Checkpoint-inhibiting drugs like Genentech's Tecentriq and Bristol-Myers Squibb’s Yervoy have transformed the treatment of some cancers by removing barriers that in the past would prevent patients’ immune systems from attacking and killing tumor cells. But these drugs don’t work for some patients, and for others they cause dangerous autoimmune responses. That’s why researchers around the world have been searching for ways to improve checkpoint inhibition.
Two ideas for doing just that were proposed this week. The first came from tissue engineers at the University of Chicago, who have been experimenting with peptides that attach to checkpoint-inhibiting drugs. The peptides bind to tissues in and near tumors, allowing the drugs to be injected directly into the cancer—potentially limiting off-target effects.
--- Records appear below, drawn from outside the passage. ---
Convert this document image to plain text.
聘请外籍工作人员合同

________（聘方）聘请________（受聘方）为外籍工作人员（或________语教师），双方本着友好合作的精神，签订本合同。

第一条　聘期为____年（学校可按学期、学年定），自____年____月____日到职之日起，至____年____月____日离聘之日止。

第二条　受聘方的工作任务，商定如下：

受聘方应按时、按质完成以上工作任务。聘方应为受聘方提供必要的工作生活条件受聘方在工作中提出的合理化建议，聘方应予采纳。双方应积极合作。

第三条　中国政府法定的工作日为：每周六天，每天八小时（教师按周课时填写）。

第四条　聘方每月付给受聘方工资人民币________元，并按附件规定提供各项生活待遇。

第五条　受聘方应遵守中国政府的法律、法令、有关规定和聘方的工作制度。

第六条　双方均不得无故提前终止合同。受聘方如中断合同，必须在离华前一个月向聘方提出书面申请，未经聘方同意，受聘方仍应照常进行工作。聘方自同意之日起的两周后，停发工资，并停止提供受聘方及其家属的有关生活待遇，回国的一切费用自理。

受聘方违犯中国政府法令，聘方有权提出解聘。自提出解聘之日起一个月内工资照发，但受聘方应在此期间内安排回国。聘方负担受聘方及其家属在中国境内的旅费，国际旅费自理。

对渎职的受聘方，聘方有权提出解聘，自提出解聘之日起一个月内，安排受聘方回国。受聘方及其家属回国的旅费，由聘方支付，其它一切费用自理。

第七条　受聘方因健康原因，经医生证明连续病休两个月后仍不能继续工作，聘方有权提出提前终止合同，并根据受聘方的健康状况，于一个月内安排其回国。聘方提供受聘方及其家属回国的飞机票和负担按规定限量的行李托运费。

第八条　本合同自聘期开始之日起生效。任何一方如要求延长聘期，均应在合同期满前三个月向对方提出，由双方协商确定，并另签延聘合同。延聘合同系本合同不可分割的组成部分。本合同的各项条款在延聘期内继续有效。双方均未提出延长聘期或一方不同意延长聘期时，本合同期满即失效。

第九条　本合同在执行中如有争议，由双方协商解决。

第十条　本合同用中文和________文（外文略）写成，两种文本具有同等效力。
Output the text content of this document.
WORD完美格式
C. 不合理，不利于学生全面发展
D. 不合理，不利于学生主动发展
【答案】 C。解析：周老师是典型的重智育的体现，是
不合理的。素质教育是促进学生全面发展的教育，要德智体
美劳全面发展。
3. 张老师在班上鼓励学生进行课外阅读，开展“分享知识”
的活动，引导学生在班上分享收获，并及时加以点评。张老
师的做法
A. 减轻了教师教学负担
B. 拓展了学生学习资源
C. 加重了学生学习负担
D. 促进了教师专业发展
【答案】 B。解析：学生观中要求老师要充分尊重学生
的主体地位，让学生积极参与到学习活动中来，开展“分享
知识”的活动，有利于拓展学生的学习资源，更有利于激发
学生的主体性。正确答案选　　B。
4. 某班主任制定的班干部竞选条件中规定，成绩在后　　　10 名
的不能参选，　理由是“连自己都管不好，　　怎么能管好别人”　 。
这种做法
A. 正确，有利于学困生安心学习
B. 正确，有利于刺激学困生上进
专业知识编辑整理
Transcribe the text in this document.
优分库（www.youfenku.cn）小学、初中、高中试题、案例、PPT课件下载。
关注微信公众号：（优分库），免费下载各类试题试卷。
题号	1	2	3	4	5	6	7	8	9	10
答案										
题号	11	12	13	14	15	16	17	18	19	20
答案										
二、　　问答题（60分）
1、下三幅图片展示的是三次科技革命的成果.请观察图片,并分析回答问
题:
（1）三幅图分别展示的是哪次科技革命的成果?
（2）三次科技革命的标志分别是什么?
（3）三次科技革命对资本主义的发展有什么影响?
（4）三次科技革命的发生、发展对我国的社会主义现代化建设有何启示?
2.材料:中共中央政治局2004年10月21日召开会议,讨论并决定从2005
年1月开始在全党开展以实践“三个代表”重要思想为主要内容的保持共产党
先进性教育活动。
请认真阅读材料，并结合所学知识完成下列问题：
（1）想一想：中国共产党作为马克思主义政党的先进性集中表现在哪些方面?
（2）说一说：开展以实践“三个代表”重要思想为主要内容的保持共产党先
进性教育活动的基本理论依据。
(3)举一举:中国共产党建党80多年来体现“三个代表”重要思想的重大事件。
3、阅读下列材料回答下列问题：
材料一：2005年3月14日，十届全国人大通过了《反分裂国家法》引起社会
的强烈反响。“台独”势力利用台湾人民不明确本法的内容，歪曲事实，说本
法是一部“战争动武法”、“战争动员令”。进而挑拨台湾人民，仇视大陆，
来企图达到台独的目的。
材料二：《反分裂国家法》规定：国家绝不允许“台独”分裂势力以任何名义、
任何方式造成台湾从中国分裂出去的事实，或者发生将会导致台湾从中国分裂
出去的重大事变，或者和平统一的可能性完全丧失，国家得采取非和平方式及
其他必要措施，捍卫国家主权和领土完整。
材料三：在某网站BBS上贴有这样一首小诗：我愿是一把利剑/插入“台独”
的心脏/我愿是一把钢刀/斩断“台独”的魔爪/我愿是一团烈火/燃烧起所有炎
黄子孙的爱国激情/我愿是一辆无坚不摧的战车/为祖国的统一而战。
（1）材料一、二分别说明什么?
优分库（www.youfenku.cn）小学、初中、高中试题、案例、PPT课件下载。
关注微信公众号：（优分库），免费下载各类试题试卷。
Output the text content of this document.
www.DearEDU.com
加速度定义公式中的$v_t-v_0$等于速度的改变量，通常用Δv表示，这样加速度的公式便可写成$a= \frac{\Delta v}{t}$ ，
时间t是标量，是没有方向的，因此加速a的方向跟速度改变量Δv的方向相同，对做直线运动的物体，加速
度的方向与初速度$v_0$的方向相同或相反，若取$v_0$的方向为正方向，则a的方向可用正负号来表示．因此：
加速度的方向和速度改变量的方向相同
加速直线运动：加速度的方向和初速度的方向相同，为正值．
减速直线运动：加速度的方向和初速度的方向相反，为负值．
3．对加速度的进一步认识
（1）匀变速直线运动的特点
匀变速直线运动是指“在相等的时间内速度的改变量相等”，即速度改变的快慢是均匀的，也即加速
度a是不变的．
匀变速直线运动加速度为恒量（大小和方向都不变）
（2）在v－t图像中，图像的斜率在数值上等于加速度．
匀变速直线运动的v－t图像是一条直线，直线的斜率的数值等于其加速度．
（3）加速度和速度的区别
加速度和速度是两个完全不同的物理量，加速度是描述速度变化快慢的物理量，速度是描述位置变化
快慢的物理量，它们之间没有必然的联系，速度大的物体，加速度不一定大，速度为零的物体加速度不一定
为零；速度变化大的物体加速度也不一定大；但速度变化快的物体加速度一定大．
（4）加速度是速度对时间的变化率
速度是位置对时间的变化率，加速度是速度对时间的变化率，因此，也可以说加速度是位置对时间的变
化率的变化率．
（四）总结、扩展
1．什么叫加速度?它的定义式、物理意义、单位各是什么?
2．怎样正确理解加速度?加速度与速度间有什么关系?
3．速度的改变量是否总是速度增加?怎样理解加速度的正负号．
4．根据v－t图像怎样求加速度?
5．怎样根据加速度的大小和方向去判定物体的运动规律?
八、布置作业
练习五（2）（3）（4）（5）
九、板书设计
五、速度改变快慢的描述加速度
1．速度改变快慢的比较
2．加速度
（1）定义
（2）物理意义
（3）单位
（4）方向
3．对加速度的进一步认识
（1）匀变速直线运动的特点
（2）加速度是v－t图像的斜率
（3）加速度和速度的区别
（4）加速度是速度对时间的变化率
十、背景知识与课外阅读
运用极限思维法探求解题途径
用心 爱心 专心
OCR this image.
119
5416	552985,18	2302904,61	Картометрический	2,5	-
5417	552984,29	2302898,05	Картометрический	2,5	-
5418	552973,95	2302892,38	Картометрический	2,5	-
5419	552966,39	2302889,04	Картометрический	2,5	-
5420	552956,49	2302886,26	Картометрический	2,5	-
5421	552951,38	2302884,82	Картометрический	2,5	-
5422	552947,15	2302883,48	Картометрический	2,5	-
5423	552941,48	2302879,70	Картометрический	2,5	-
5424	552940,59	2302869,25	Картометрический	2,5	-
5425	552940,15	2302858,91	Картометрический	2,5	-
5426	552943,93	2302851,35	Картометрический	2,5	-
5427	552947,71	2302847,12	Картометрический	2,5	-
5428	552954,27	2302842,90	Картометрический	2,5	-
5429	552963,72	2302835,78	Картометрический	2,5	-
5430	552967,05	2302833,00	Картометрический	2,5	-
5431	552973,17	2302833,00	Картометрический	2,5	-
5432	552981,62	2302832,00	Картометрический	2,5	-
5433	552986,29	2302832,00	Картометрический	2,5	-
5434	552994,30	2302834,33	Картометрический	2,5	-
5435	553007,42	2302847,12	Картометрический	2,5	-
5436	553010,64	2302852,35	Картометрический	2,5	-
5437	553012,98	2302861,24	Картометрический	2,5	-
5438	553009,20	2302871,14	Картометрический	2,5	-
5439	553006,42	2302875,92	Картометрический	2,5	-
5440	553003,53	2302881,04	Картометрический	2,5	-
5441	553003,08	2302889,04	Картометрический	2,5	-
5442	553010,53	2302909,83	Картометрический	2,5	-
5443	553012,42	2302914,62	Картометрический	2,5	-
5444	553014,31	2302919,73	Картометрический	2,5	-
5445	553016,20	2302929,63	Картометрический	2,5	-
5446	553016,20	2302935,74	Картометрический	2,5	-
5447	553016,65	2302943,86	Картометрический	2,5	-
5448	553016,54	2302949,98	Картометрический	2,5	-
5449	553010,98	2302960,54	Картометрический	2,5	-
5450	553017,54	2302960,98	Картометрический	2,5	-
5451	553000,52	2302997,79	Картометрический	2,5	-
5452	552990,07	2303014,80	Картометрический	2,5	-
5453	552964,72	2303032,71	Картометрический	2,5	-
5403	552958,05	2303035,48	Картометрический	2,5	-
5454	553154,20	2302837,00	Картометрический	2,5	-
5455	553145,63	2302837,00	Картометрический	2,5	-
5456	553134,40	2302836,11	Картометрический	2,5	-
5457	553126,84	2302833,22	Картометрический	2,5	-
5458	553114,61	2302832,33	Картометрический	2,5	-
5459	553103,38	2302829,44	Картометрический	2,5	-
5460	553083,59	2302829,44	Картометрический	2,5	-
When the researchers tried their technology in mice, they were surprised by the results. When they attached the peptides to two types of checkpoint inhibitors—an anti-PD-L1 drug and an anti-CTLA4 compound—the medicines tethered themselves to the tumor sites and very little of the medication entered the bloodstream, as expected. None of the mice that got the conjugate drugs developed autoimmune responses, whereas all of the animals that were given standard checkpoint blockers did.
But the modified drugs also seemed to be more effective. They slowed down tumor growth and extended survival in mice with melanoma and breast tumors, according to the researchers, who detailed their findings in the journal Science Translational Medicine.
"We think we have developed a straightforward way to modify the really important immunotherapy drugs that work remarkably well in some patients but don't work at all in others," said lead author Jeffrey Hubbell, Ph.D., a professor of tissue engineering at the University of Chicago, in a press release.
Predicting who is most likely to benefit from immunotherapy could also improve treatment regimens. Toward that end, researchers at the Icahn School of Medicine at Mount Sinai have developed a new mathematical model that oncologists may be able to use in patient selection.
The model takes into account aspects of how a tumor evolves and how it interacts with the immune system. The researchers developed it by studying data from patients with melanoma or lung cancer who were treated with checkpoint inhibitors. They describe the model in the journal Nature.
The key to developing the model was scrutinizing neoantigens, proteins that allow the immune system to recognize foreign invaders. The mathematical model tracks neoantigens that are specific to tumors that are growing and mutating, providing a framework for understanding the circumstances by which some patients develop autoimmune responses to checkpoint inhibitors and others become resistant to their therapeutic effects.
"This approach will hopefully lead to better mechanistic predictive modeling of response and future design of therapies that further take advantage of how the immune system recognizes tumors," said senior author Benjamin Greenbaum, Ph.D., of Icahn’s Tisch Cancer Center in a press release.